27 Şubat’ta Ercan Havalimanı’nda buluştuk ekiple. Rahat bir yolculuğun ardından vardık Sabiha Gökçen Havalimanı’na. Havalimanından Şirinevler’de konaklayacağımız tesislere varıncaya kadar, uzunca sohbet ettik Akdeniz Spor Birliği Başkanı Serhat Deniz ile… Serhat Deniz, ülkemizde sürdürülebilir bir spor politikasının olmamasından dert yandı. Haksız da değil. Ülkemizde spordan da sorumlu bakanlığın tüm imkanlarının futbol oynamak için harcandığı, salon sporlarına gerekli önem verilmediğini herkes biliyor. Deniz’in sitem ettiği bir diğer konu da, üniversite takımlarının liglerde mücadele etmesinin, kulüplerin önünü tıkaması ve çok kolay bir şekilde kulüplerin yetiştirdiği sporcuları kadrolarına katabilmesi.

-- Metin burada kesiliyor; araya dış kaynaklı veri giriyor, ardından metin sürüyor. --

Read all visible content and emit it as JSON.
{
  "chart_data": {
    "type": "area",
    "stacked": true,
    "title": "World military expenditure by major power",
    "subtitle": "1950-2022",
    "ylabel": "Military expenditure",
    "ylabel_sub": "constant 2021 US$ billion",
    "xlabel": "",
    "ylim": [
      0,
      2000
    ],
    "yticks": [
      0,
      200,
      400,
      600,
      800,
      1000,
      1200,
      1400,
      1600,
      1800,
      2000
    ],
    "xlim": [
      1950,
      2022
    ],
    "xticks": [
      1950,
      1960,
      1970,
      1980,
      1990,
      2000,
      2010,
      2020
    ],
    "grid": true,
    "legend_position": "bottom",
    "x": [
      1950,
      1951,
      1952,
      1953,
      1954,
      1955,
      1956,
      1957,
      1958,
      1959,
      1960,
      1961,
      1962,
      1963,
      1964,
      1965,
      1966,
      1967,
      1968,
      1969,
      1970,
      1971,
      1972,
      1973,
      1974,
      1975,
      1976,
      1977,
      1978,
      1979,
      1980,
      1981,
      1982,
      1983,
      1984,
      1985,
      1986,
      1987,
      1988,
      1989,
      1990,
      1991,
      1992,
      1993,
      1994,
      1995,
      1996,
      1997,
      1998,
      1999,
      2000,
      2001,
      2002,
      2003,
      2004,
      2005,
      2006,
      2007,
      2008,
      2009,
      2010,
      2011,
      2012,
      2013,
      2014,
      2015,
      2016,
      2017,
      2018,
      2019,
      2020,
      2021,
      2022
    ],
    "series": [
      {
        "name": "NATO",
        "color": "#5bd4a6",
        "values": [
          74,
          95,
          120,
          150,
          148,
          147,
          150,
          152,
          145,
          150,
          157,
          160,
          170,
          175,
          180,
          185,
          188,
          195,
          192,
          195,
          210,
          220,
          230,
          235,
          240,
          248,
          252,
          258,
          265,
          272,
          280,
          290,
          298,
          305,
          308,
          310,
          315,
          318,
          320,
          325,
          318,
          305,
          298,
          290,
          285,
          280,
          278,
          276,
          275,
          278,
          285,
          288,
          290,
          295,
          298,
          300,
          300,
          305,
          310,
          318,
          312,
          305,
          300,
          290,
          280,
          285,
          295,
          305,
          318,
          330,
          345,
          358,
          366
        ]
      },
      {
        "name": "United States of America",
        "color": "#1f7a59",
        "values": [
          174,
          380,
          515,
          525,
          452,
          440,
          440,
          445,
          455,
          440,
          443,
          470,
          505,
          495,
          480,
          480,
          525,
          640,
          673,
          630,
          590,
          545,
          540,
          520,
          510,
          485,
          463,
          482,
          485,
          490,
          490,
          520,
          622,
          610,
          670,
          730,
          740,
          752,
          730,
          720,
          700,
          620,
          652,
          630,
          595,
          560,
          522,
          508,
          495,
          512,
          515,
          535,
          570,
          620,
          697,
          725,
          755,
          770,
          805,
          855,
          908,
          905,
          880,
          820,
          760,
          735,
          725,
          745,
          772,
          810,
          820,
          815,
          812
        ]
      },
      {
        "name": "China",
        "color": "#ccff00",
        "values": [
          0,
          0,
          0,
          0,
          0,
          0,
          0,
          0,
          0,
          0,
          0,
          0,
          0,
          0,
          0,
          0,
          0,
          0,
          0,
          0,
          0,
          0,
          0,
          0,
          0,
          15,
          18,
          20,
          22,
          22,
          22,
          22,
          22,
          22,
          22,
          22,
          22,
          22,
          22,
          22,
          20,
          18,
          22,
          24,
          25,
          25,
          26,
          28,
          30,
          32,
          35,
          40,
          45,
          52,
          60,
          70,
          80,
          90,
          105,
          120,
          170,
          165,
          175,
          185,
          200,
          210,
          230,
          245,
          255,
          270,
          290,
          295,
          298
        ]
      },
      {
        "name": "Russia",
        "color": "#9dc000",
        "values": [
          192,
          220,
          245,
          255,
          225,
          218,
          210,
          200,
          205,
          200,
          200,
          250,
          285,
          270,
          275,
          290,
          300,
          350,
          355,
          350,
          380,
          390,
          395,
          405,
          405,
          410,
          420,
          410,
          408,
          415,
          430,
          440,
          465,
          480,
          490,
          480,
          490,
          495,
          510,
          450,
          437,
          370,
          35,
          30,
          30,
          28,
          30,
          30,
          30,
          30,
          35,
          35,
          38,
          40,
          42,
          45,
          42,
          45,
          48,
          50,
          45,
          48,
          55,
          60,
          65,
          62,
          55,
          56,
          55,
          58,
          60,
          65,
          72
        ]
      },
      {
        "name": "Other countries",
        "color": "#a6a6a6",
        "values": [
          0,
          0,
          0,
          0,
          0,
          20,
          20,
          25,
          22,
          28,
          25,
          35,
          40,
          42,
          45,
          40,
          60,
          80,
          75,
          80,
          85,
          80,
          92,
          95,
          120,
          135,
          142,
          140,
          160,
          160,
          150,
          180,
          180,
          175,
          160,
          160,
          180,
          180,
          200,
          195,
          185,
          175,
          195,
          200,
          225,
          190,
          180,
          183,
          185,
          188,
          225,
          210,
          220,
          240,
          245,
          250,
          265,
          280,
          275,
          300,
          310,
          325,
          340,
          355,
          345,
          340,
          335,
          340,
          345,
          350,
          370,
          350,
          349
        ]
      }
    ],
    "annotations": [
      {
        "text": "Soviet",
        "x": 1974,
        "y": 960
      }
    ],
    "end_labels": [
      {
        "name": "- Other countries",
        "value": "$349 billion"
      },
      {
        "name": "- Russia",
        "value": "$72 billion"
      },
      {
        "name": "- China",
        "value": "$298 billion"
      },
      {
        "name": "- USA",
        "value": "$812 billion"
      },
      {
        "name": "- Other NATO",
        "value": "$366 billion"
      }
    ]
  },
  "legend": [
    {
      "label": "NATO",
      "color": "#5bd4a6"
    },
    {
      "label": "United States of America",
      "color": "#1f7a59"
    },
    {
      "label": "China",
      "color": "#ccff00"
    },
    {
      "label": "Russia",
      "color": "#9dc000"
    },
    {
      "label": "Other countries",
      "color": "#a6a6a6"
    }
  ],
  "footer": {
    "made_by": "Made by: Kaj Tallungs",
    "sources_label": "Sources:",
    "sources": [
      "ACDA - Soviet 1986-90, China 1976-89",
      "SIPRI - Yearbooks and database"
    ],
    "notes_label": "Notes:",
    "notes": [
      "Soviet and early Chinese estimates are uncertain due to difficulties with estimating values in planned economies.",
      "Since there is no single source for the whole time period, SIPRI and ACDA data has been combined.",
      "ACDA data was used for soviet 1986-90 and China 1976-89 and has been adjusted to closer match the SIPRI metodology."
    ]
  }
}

Ciddi özverilerle kulüp takımlarında ter döken, genç sporcular üniversitelerin kendilerine verdiği burs imkanlarından faydalanabilmek için, takımlarından ayrılıp, yeni sözleşmeler imzalayabiliyorlar. “Bu şartlarda birkaç yıla kalmaz, salon sporlarında mücadele eden kulüpler birer birer kapanır” dedi Serhat Başkan.
“BİRKAÇ YILA KULÜPLER KAPANIR”
Kulüp Yöneticisi Ertunç Ener de sohbetimize dahil olarak “üniversiteler futbol ligine girse, çoğu kulüp de ligden havlu atar” dedi. Haklılar da aslında. Maddi olanaksızlıklar yaşamayan üniversitelerin, spor branşlarında liglerde mücadele etmesi, küçük bütçelerle, ciddi fedakârlıkla faaliyetlerine devam eden kulüplerin kuyusunu kazıyor. Buna rağmen ligde namağlup Akdeniz.
EFES EFSANESİ…
Genç sporcularımız İstanbul’daki ilk maçlarını Anadolu Efes Genç Takımı ile yaptı. Bu karşılaşma Anadolu Efes Spor Tesisleri’nde oynandı. Tesislere girişimizde Efes Pilsen’in 1995-1996 sezonundaki efsane kadrosunun dev bir fotoğrafı karşıladı bizi. Kimler kimler yok ki bu kadro içerisinde. Küçük Kaymaklı’daki evimizde izliyordum, hiç kaçırmadan Efes Pilsen’in her karşılaşmasını. Koraç Kupası’nı müzesine götürmüştü, bu kadro. Kıbrıs’ta da heyecan yaşamıştık.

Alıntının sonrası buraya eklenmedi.